15.9.21

Aceitacionismos, razão,liberdade et al.

Ser corajoso não é não ter medo. Isso é ser idiota. Ser corajoso é vencer o medo. Deixar-se vencer por ele é ser cobarde. Cobardolas. Medricas. Mariquinhas pé-de-salsa. Forçoso é reconhecer, contudo, que por vezes a cobardia ganha. Somos humanos imperfeitos, não somos máquinas perfeitas e infalíveis. Às vezes a cobardia ganha e compreende-se - isto é, aceita-se.

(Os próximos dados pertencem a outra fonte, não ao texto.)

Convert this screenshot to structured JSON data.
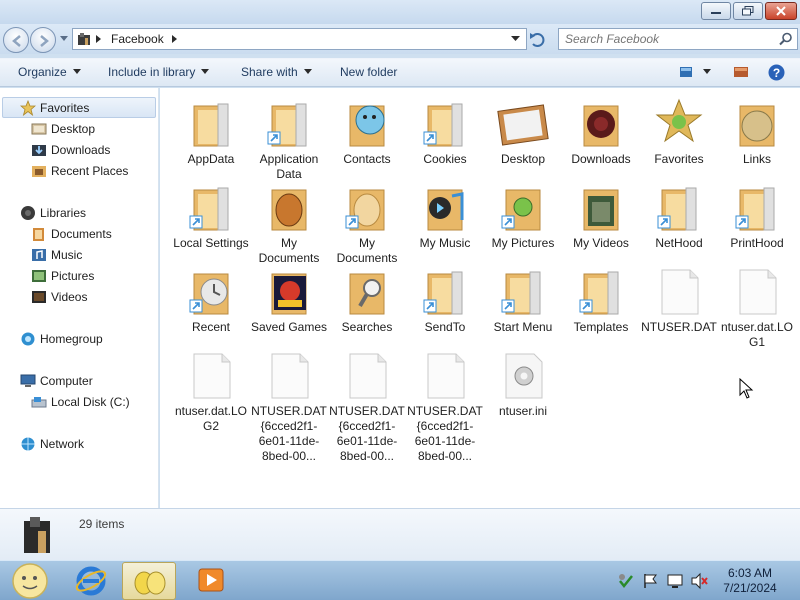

Já a estupidez - sobretudo quando vem de pessoas inteligentes - é mais difícil de aceitar. Os estúpidos - grupo do qual faço parte, com grande pena e revolta - têm pelo menos a desculpa da deficiência cognitiva. Os inteligentes - grupo no qual tento escolher os meus amigos, porque para sair com iguais ou piores do que eu basta-me sair comigo - quando fazem ou dizem uma estupidez não têm essa desculpa. Ficam ali, sozinhos no meio da estrada, vestidos (ou despidos) com os farrapos de inteligência que o medo, condescendentemente, lhes deixou.

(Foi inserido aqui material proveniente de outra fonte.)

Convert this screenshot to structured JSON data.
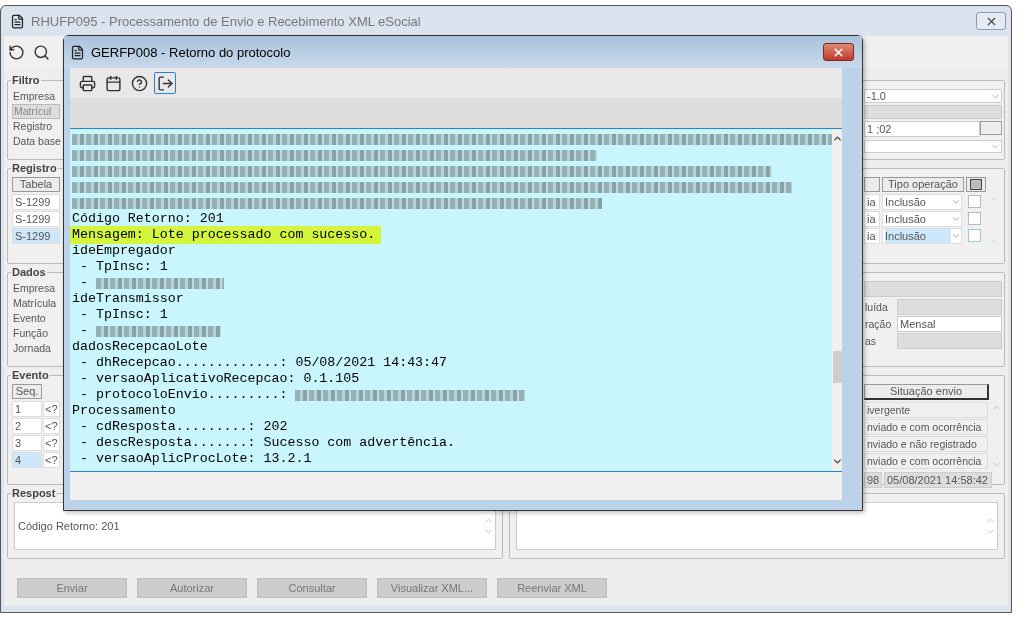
{
  "main_window": {
    "title": "RHUFP095 - Processamento de Envio e Recebimento XML eSocial",
    "active": false
  },
  "filtro": {
    "title": "Filtro",
    "labels": [
      {
        "text": "Empresa",
        "kind": "label"
      },
      {
        "text": "Matrícul",
        "kind": "header"
      },
      {
        "text": "Registro",
        "kind": "label"
      },
      {
        "text": "Data base",
        "kind": "label"
      }
    ],
    "fields": [
      {
        "kind": "dropdown",
        "value": "-1.0"
      },
      {
        "kind": "bar"
      },
      {
        "kind": "picker",
        "value": "1 ;02"
      },
      {
        "kind": "dropdown"
      }
    ]
  },
  "registro": {
    "title": "Registro",
    "column_1": "Tabela",
    "column_3": "Tipo operação",
    "rows": [
      {
        "tabela": "S-1299",
        "column_2": "ia",
        "tipo": "Inclusão",
        "checked": false,
        "selected": false
      },
      {
        "tabela": "S-1299",
        "column_2": "ia",
        "tipo": "Inclusão",
        "checked": false,
        "selected": false
      },
      {
        "tabela": "S-1299",
        "column_2": "ia",
        "tipo": "Inclusão",
        "checked": false,
        "selected": true
      }
    ]
  },
  "dados": {
    "title": "Dados",
    "labels": [
      "Empresa",
      "Matrícula",
      "Evento",
      "Função",
      "Jornada"
    ],
    "fields": [
      {
        "label": "luída"
      },
      {
        "label": "ração",
        "value": "Mensal"
      },
      {
        "label": "as"
      }
    ]
  },
  "evento": {
    "title": "Evento",
    "column_1": "Seq.",
    "column_3": "Situação envio",
    "rows": [
      {
        "seq": "1",
        "column_2": "<?",
        "situacao": "ivergente",
        "selected": false
      },
      {
        "seq": "2",
        "column_2": "<?",
        "situacao": "nviado e com ocorrência",
        "selected": false
      },
      {
        "seq": "3",
        "column_2": "<?",
        "situacao": "nviado e não registrado",
        "selected": false
      },
      {
        "seq": "4",
        "column_2": "<?",
        "situacao": "nviado e com ocorrência",
        "selected": true
      }
    ],
    "footer": [
      "98",
      "05/08/2021 14:58:42"
    ]
  },
  "resposta": {
    "title": "Respost",
    "text": "Código Retorno: 201"
  },
  "buttons": [
    {
      "label": "Enviar",
      "disabled": true
    },
    {
      "label": "Autorizar",
      "disabled": true
    },
    {
      "label": "Consultar",
      "disabled": true
    },
    {
      "label": "Visualizar XML...",
      "disabled": true
    },
    {
      "label": "Reenviar XML",
      "disabled": true
    }
  ],
  "dialog": {
    "title": "GERFP008 - Retorno do protocolo",
    "tools": [
      {
        "kind": "print",
        "focused": false
      },
      {
        "kind": "calendar",
        "focused": false
      },
      {
        "kind": "help",
        "focused": false
      },
      {
        "kind": "exit",
        "focused": true
      }
    ],
    "lines": [
      {
        "kind": "blurred"
      },
      {
        "kind": "blurred"
      },
      {
        "kind": "blurred"
      },
      {
        "kind": "blurred"
      },
      {
        "kind": "blurred"
      },
      {
        "kind": "text",
        "text": "Código Retorno: 201"
      },
      {
        "kind": "highlight",
        "text": "Mensagem: Lote processado com sucesso."
      },
      {
        "kind": "text",
        "text": "ideEmpregador"
      },
      {
        "kind": "text",
        "text": " - TpInsc: 1"
      },
      {
        "kind": "partly_blurred",
        "text": " - "
      },
      {
        "kind": "text",
        "text": "ideTransmissor"
      },
      {
        "kind": "text",
        "text": " - TpInsc: 1"
      },
      {
        "kind": "partly_blurred",
        "text": " - "
      },
      {
        "kind": "text",
        "text": "dadosRecepcaoLote"
      },
      {
        "kind": "text",
        "text": " - dhRecepcao.............: 05/08/2021 14:43:47"
      },
      {
        "kind": "text",
        "text": " - versaoAplicativoRecepcao: 0.1.105"
      },
      {
        "kind": "partly_blurred",
        "text": " - protocoloEnvio.........: "
      },
      {
        "kind": "text",
        "text": "Processamento"
      },
      {
        "kind": "text",
        "text": " - cdResposta.........: 202"
      },
      {
        "kind": "text",
        "text": " - descResposta.......: Sucesso com advertência."
      },
      {
        "kind": "text",
        "text": " - versaoAplicProcLote: 13.2.1"
      }
    ]
  }
}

Ver uma pessoa inteligente desperdiçar esse dom para ceder ao medo está para lá do que se pode aceitar. É desolador, como ver um mendigo nu e esfomeado à porta de nossa casa e não poder ajudá-lo.

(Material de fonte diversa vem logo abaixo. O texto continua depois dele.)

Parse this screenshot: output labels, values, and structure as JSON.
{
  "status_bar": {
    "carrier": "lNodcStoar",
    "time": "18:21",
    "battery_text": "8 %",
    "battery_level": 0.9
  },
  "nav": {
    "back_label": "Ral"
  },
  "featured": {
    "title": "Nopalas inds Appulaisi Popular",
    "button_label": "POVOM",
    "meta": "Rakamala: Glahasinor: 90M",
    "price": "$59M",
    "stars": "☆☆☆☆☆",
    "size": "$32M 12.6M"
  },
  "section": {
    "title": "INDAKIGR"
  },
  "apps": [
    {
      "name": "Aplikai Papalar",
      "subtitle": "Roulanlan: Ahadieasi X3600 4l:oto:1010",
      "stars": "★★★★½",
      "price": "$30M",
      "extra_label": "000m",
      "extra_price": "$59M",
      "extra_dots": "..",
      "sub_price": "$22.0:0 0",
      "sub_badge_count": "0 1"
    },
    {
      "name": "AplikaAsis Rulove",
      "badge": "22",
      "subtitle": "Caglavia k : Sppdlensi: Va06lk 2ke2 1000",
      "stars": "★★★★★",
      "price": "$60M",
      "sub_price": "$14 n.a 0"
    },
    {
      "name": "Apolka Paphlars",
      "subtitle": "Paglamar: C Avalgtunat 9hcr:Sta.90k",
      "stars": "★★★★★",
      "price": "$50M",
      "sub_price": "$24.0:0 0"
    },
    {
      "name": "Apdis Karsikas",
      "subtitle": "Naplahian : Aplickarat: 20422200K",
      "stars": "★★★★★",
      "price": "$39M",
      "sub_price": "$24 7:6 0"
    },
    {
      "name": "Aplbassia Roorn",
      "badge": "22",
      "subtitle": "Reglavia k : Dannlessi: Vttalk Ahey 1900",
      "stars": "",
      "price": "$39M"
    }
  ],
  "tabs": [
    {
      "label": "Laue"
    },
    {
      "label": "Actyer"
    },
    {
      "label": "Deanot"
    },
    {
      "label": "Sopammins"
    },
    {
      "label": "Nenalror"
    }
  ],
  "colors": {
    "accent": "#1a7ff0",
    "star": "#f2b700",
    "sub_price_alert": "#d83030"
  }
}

Pensar que o livre arbítrio, a liberdade, a razão - tudo aquilo por que o século XIX lutou - vai para as urtigas com um vírus é revoltante. Para a maioria das pessoas a liberdade e a razão não são armas suficientes para lutar contra o medo. O irracionalismo - escola filosófica que fez as delícias da minha adolescência  e abandonei mal cresci um pouco - afinal estava certo. 

A esquerda já foi a ideologia da luz, da razão, da ciência,  da revolta e do progresso. Hoje está reduzida ao aceitacionismo irracional. Não é por acaso que a maioria dos «negacionistas» invoca a liberdade e usa dados objectivos para defender as suas opiniões. 

Volta, Friedrich. Esquece o supra-homem e volta. Estás perdoado.